As we have reached the midseason All-Star break and the second half of the MLB season lies ahead, we can now look back and reflect on the first half of this Red Sox 2011 season.
This year’s Boston Red Sox club brought fans and media many surprises both good and bad. Here is a list of five big surprises this club has both enjoyed and suffered during the first half of the 2011 MLB season.
With the acquisitions of slugger Adrian Gonzalez and defensive playmaker / base stealing wiz, Carl Crawford, this Boston Red Sox club was anticipated to be the best team in Baseball.
Speculation from multiple media outlets, both in Boston and throughout the nation, discussed a 100+ win season as not just a possibility but almost to be a likely outcome.
Alas, these great expectations were almost out the window thanks to a 0-6 start.
The Red Sox struggled in the batter’s box with a combined team batting average of .181, as well as a .159 average with runners in scoring position.
During the 2009 season, Josh Beckett suffered back problems and inconsistency on the bump. He was the worst on the Red Sox regular rotation.
Of course you cannot blame the 89-73 record the Red Sox finished with last season on the righty, but when your two-time World Series champion pitcher finishes the season 6-6 and with a 5.78 ERA, it's a season everyone wants to put in the past.
The 2011 season has proved to be a different story for Beckett.
He is back to his regular position as the ace pitcher in the Red Sox rotation, throwing an impressive 2.27 ERA as well as going 8-3 in 17 starts up to the All-Star break.
Beckett will continue to lead the pitching rotation and the whole club as they have revamped and lived up to their preseason hype.
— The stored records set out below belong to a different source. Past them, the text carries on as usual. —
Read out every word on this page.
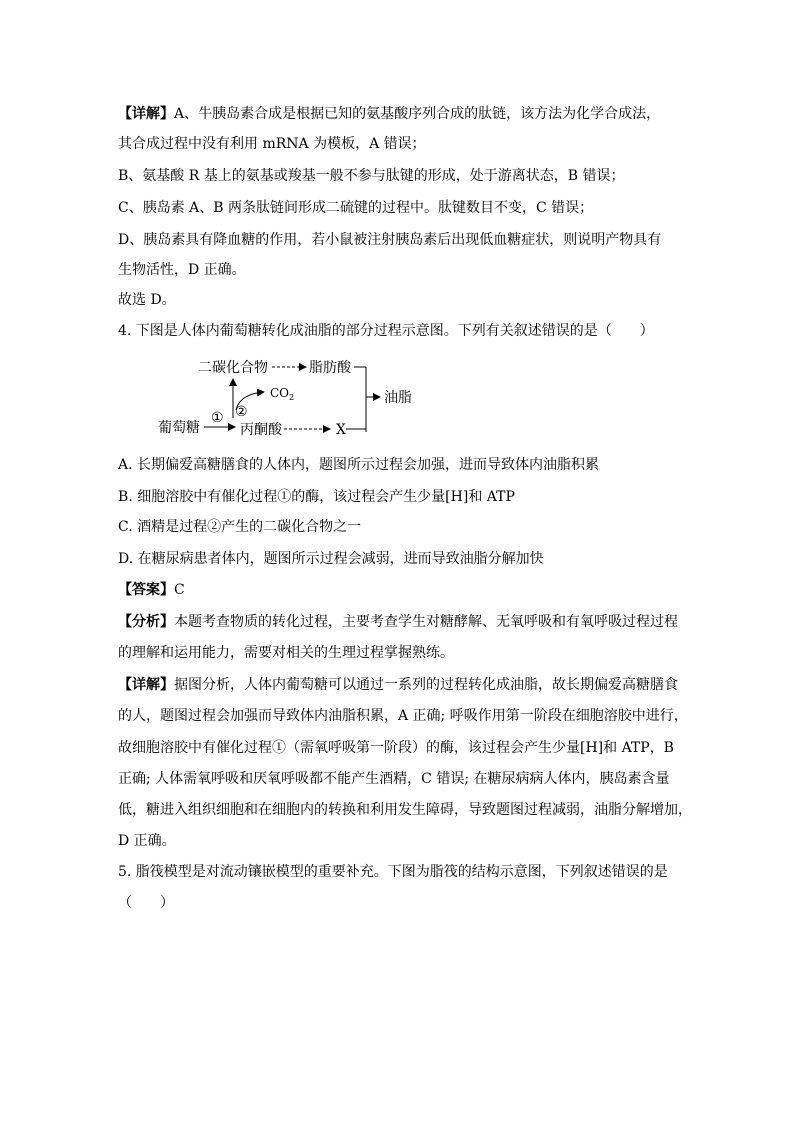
【详解】A、牛胰岛素合成是根据已知的氨基酸序列合成的肽链，该方法为化学合成法，
其合成过程中没有利用 mRNA 为模板，A 错误；
B、氨基酸 R 基上的氨基或羧基一般不参与肽键的形成，处于游离状态，B 错误；
C、胰岛素 A、B 两条肽链间形成二硫键的过程中。肽键数目不变，C 错误；
D、胰岛素具有降血糖的作用，若小鼠被注射胰岛素后出现低血糖症状，则说明产物具有
生物活性，D 正确。
故选 D。
4. 下图是人体内葡萄糖转化成油脂的部分过程示意图。下列有关叙述错误的是（　　）
二碳化合物	脂肪酸
油脂
$CO_2$
②
葡萄糖
①
丙酮酸	X
A. 长期偏爱高糖膳食的人体内，题图所示过程会加强，进而导致体内油脂积累
B. 细胞溶胶中有催化过程①的酶，该过程会产生少量[H]和 ATP
C. 酒精是过程②产生的二碳化合物之一
D. 在糖尿病患者体内，题图所示过程会减弱，进而导致油脂分解加快
【答案】C
【分析】本题考查物质的转化过程，主要考查学生对糖酵解、无氧呼吸和有氧呼吸过程过程
的理解和运用能力，需要对相关的生理过程掌握熟练。
【详解】据图分析，人体内葡萄糖可以通过一系列的过程转化成油脂，故长期偏爱高糖膳食
的人，题图过程会加强而导致体内油脂积累，A 正确; 呼吸作用第一阶段在细胞溶胶中进行，
故细胞溶胶中有催化过程①（需氧呼吸第一阶段）的酶，该过程会产生少量[H]和 ATP，B
正确; 人体需氧呼吸和厌氧呼吸都不能产生酒精，C 错误; 在糖尿病病人体内，胰岛素含量
低，糖进入组织细胞和在细胞内的转换和利用发生障碍，导致题图过程减弱，油脂分解增加，
D 正确。
5. 脂筏模型是对流动镶嵌模型的重要补充。下图为脂筏的结构示意图，下列叙述错误的是
（　　）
So far Carl Crawford has been a disappointment and some would say unworthy of his almost $15 million salary for this season.
The 2010 Gold Glove and Silver Slugger awards winner batted a .155 average in the month of April followed by an uplifting .304 May.
For the season thus far, he is batting a .243 average with six home runs and 31 RBIs. At this point last season he was averaging .310.
With a lower batting average comes fewer chances on the baselines, as Crawford has had 20 fewer stolen bases than he had at this point in the 2010 season.
Though Carl Crawford did not start out as hot as Boston baseball fans were hoping, he will come out of his slump and be the player he has been expected to be.
The 2010 season did not sit well with Jacoby Ellsbury who, among the many others in the Boston Red Sox ballclub, was plagued with injury and only saw 78 at-bats with a .192 average.
These injuries saw him to Arizona specialists and even had a few people calling him a whiner.
The reason he was upsetting so many folks was because he wasn't a presence in the clubhouse as some of the other injured players were, such as Dustin Pedroia.
Well, his time away from the team seemed to be the best thing as he is now averaging .314 at the plate and 28 stolen bases.
Looking at Jacoby Ellsbury's progression as a professional baseball player in his career, this season was expected to come.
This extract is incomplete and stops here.